[Kinan, sebentar lagi saya akan menjemputmu. Bersiaplah.]
"Baik."
Jam sudah menunjukan pukul enam pagi saat Benji menghubungi. Indira sudah berpakaian rapi lengkap dengan jaket bomber dan celana jeans-nya. Dia sudah siap sejak dini hari. Indira sudah merasa tidak sabar untuk segera melanjutkan misi.
Di depan Puskesmas Koja Indira menunggui Benji, sama seperti kemarin. Tampak jalanan raya di hadapannya ramai kendaraan dan manusia berlalu lalang seperti biasa. Debu dan asap kendaraan bersatu mengambang di udara membuat Indira menutupi hidung dan mulutnya dengan sapu tangan. Bola mata Indira mengamati setiap pergerakan di sana tanpa memancing kecurigaan. Misi berbahaya ini membuat dia secara otomat selalu waspada.
Indira berdiri sambil memainkan kaki, tetapi berhenti sesaat setelah kedatangan segerombolan pria berpenampilan preman.
"Dia orangnya, Bang!" Seorang bocah lusuh kisaran usia enam belasan menunjuk wajah Indira geram.
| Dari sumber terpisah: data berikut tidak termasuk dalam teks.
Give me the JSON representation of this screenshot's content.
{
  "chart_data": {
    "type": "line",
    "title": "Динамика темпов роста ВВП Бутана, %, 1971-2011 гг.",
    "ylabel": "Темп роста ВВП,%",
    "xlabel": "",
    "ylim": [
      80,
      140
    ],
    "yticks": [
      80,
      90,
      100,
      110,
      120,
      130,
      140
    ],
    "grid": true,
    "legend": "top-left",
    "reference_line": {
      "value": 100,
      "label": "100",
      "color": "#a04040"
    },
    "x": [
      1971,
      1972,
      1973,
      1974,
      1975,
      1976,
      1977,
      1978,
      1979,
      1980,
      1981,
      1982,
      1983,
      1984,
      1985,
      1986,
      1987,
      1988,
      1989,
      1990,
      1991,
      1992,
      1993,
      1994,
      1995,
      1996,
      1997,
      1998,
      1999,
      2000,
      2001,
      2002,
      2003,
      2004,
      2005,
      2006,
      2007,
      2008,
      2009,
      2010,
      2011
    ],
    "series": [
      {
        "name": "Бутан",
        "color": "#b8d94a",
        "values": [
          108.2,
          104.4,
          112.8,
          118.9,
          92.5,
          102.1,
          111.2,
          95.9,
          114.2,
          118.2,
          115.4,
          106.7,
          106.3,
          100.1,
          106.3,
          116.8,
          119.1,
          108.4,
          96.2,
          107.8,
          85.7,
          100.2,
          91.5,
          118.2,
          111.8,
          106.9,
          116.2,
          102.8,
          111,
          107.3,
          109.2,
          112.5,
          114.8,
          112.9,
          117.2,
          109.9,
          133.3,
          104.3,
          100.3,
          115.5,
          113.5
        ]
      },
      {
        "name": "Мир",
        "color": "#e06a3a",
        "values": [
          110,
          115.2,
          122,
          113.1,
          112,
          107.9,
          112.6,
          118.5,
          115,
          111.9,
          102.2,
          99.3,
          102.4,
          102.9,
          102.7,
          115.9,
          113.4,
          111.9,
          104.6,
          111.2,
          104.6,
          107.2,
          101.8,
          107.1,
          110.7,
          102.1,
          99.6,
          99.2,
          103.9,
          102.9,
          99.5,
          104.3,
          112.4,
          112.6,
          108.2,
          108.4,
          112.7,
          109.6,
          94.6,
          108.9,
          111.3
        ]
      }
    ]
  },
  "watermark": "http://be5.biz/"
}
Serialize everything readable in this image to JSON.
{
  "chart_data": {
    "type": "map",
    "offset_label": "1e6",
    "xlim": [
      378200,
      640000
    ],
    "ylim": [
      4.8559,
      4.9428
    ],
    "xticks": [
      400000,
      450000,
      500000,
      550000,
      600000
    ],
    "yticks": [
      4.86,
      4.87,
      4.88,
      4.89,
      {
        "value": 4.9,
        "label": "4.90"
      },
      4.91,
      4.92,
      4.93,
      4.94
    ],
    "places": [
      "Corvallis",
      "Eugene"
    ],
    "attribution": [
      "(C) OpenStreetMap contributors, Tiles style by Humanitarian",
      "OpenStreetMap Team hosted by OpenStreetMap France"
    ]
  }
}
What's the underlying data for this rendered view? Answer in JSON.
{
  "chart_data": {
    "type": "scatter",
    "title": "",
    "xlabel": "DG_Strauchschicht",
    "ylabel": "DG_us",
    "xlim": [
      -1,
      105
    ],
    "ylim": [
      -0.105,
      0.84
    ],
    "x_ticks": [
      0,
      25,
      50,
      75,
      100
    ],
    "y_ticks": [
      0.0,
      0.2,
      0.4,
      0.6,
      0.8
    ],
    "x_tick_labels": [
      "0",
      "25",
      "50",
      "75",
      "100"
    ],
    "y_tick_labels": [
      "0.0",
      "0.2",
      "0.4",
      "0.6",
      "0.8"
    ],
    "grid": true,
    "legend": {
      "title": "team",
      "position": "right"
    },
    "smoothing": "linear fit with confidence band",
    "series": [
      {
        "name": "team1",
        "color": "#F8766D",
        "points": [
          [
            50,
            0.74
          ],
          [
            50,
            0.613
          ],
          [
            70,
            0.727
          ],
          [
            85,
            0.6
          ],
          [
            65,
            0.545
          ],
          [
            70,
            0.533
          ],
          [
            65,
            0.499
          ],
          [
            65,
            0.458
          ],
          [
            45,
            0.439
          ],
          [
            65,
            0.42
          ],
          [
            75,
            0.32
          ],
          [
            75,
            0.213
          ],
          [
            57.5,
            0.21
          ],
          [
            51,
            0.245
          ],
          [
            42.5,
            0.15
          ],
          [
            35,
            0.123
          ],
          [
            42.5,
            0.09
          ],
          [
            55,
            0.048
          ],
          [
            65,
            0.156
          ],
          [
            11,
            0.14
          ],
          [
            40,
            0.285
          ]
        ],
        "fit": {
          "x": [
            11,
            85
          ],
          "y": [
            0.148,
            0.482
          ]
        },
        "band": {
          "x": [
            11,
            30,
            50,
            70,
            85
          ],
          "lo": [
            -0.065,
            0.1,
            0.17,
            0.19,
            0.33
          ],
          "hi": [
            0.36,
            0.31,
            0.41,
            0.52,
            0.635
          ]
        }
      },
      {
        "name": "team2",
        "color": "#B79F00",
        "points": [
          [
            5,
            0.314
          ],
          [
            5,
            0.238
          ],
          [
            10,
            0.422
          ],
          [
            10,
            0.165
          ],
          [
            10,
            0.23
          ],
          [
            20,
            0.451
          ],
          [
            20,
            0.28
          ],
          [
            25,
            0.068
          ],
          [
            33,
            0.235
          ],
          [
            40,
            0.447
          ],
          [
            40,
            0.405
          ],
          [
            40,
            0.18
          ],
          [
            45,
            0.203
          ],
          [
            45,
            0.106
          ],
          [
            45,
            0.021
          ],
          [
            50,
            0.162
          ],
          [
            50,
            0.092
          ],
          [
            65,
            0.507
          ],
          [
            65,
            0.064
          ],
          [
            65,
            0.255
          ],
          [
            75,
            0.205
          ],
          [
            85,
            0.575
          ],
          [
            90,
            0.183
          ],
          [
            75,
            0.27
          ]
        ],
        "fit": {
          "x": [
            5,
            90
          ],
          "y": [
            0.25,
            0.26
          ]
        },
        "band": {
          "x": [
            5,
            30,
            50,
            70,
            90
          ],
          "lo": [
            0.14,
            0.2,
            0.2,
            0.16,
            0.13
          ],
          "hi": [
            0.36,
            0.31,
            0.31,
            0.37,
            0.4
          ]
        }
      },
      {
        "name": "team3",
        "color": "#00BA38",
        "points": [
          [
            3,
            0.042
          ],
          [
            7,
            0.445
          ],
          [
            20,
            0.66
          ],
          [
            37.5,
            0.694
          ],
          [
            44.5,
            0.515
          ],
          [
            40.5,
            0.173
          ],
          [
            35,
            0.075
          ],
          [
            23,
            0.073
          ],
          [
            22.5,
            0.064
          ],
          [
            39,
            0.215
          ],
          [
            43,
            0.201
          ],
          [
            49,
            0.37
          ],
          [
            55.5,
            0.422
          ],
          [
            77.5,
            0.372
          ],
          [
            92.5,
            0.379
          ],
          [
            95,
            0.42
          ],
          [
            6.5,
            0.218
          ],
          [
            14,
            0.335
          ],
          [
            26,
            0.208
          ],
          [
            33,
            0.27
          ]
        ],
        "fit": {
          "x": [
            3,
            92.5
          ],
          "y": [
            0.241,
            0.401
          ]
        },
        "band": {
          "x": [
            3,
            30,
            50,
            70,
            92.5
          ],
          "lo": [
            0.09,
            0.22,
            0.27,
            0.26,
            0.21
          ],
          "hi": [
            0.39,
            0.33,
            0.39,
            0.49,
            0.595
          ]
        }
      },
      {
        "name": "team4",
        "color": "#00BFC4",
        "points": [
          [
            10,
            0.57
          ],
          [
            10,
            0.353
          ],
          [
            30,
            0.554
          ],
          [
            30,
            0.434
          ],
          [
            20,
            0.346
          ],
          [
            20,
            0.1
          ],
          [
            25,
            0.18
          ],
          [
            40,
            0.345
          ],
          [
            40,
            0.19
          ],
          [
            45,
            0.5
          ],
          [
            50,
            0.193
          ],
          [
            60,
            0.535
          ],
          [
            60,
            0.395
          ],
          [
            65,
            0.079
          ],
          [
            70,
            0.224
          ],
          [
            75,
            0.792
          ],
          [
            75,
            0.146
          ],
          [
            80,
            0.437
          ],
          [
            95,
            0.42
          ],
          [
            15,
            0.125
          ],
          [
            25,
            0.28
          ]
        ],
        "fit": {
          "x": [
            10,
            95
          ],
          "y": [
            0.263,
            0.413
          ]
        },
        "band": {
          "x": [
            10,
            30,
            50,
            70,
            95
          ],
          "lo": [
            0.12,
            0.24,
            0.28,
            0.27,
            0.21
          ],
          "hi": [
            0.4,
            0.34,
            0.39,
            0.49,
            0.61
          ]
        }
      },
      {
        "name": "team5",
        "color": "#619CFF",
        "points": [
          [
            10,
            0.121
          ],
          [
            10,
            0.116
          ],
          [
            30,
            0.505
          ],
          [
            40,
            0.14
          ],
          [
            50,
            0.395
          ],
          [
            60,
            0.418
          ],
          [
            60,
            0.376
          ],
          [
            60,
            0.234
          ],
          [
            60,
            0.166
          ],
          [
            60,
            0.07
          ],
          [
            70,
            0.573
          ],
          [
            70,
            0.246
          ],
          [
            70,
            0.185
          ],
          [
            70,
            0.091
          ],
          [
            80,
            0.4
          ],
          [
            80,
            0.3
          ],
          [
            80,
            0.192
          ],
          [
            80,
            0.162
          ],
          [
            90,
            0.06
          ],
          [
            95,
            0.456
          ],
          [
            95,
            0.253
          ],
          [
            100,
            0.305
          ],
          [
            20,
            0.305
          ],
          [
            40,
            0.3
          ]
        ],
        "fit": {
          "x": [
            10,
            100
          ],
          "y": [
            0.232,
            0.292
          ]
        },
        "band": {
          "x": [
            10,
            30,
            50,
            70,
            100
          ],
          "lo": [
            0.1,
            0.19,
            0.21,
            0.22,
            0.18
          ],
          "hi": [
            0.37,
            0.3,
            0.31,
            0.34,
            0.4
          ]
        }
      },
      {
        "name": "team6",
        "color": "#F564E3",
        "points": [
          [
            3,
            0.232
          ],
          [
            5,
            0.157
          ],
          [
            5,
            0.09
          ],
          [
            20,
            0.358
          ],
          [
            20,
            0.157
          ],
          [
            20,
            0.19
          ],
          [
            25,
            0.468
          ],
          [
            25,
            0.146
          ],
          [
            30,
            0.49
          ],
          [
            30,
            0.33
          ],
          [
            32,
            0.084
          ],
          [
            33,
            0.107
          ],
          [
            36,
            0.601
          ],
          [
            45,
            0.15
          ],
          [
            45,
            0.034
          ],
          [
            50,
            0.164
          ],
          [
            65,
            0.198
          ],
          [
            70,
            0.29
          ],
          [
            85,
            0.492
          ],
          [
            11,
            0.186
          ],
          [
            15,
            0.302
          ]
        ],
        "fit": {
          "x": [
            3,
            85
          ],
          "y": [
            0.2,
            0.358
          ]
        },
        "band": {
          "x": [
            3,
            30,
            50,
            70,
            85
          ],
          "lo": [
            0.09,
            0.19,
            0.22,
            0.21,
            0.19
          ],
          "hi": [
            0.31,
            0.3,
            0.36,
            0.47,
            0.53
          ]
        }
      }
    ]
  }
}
Indira menyipitkan mata untuk menajamkan penglihatan. Bocah copet? Batinnya. Rupanya bocah itu membawa serta kawan-kawannya. Mungkin dia ingin membalas dendam karena tempo hari telah dipukuli Indira.
Terlihat tiga orang pria itu memotong jarak dengannya. "Jadi, lo yang udah mukulin kawan gue?" tanya salah satunya.
Indira menggaruk kepalanya yang tidak gatal sambil menyeringai kesal. Kenapa mereka harus datang di saat seperti ini? Sial! Batinnya. Indira melenggak. "Iya, kenapa emang? Masalah?" Indira berkacak pinggang dengan sorot mata membeliak. Dia tidak gentar meski berhadapan dengan tiga orang sekaligus.
"Sialan! Lo mau mau mati?" bentak seorang pria yang bertato lebih banyak dengan geram. Dia Yanto, ketua geng preman dan copet di kawasan Koja. Wajahnya sudah tidak asing lagi bagi Indira. Karena pria itu sudah dua kali merasakan dinginnya ubin jeruji penjara.
"Cih!" Indira merasa geli mendengarnya. "Bego! Harusnya gue yang nanya gitu. Lo udah bosan hidup?" ceketuknya acuh tak acuh.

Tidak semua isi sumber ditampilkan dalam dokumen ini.